J'arrive enfin à Paris. Paris, je t'aime ! Tu es Belle, tu es Grande, tu es Vivante ! Ton quotidien m'exaspère et me charme : le stress, le métro, les visages qui défilent… Il faut absolument que je prolonge ces vacances jusqu'à la dernière seconde. Demain, je reprendrai le travail dans de nouveaux bureaux, avec de nouvelles têtes, de nouvelles machines, une nouvelle cravate. C'est pour ça que je ne dors plus depuis quelques jours. L'angoisse m'empêche de fermer l'œil. Je n'ai pas connu une angoisse aussi intense depuis mon entrée en sixième. L'aventure ! J'ai toujours redouté l'aventure !
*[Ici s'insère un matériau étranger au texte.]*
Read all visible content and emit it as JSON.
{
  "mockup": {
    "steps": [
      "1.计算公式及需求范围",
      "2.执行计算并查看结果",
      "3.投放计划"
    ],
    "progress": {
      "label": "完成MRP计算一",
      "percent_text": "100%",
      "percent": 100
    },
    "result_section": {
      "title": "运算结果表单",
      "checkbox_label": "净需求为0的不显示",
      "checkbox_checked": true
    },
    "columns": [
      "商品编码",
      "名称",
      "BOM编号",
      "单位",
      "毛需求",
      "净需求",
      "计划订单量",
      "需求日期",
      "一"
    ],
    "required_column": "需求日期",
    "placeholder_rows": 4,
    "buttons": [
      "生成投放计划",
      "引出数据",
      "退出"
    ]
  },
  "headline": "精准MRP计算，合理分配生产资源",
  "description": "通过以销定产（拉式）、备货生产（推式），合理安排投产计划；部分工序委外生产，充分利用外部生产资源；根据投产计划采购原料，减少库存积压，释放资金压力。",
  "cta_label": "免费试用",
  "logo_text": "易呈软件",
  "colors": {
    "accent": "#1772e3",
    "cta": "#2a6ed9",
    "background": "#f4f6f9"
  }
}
Je marche seul dans Paris, sans but, allant d'un point au suivant sans réfléchir. Je peine à tirer ma valise. Elle est lourde. Je ne sens même plus la douleur. Je suis comme anesthésié par la fatigue et la souffrance. Un passant interrompt mon chemin de croix. Il me jette des regards en coin. Je ne comprends pas trop ce qu'il me veut. Que peut-il voir de si intéressant en moi ? C'est alors que je réalise qu'il est en train de me draguer. Comment lui expliquer, sans le froisser, que je ne m'intéresse pas aux hommes? J'évite son regard mais il continue de me suivre. Je prends peur mais je décide de ne pas le montrer. Il faut faire comme si de rien était. Il tente d'engager la conversation mais je marche de plus en plus vite. Il est particulièrement repoussant. Chauve et court-sur-patte, il n'a décidemment rien pour lui.

C'est beau Paris la nuit ! Les ponts qui enjambent la Seine sont illuminés. Ils se reflètent dans l'eau. Je me penche. Qu'est-ce qui m'empêche de sauter ce soir ? Qu'est-ce qui me retiens sur terre ? Le fleuve semble mû par une force invisible, un courant puissant qui emporte tout sur son passage. Des objets flottent : bouteilles en plastique, sacs en plastique… Malgré la saleté, je trouve la Seine fascinante.

Des yeux me fixent. Ce sont les yeux phosphorescents d'un chat. Je devine le corps qui entoure ses deux ronds de lumière coruscants. Ils suivent le mouvement de mon corps. Je veux les esquiver mais il n'y a rien à faire. Je n'arrive pas à fuir le regard implacable de ce chat de gouttières. Je passe au niveau du pont des Arts. Il semble animé. Je l'évite. Je ne veux rencontrer personne. Un bateau-mouche passe suivi de près par une péniche. Je les suis des yeux jusqu'à ce qu'ils se perdent dans la brume qui recouvre la surface de l'eau. J'aimerais les suivre. Partir. Là-bas, c'est la Manche, l'Angleterre, Londres ! Une autre vie est peut-être possible, loin des soucis du quotidien, loin des pensées morbides qui m'animent, loin tout simplement.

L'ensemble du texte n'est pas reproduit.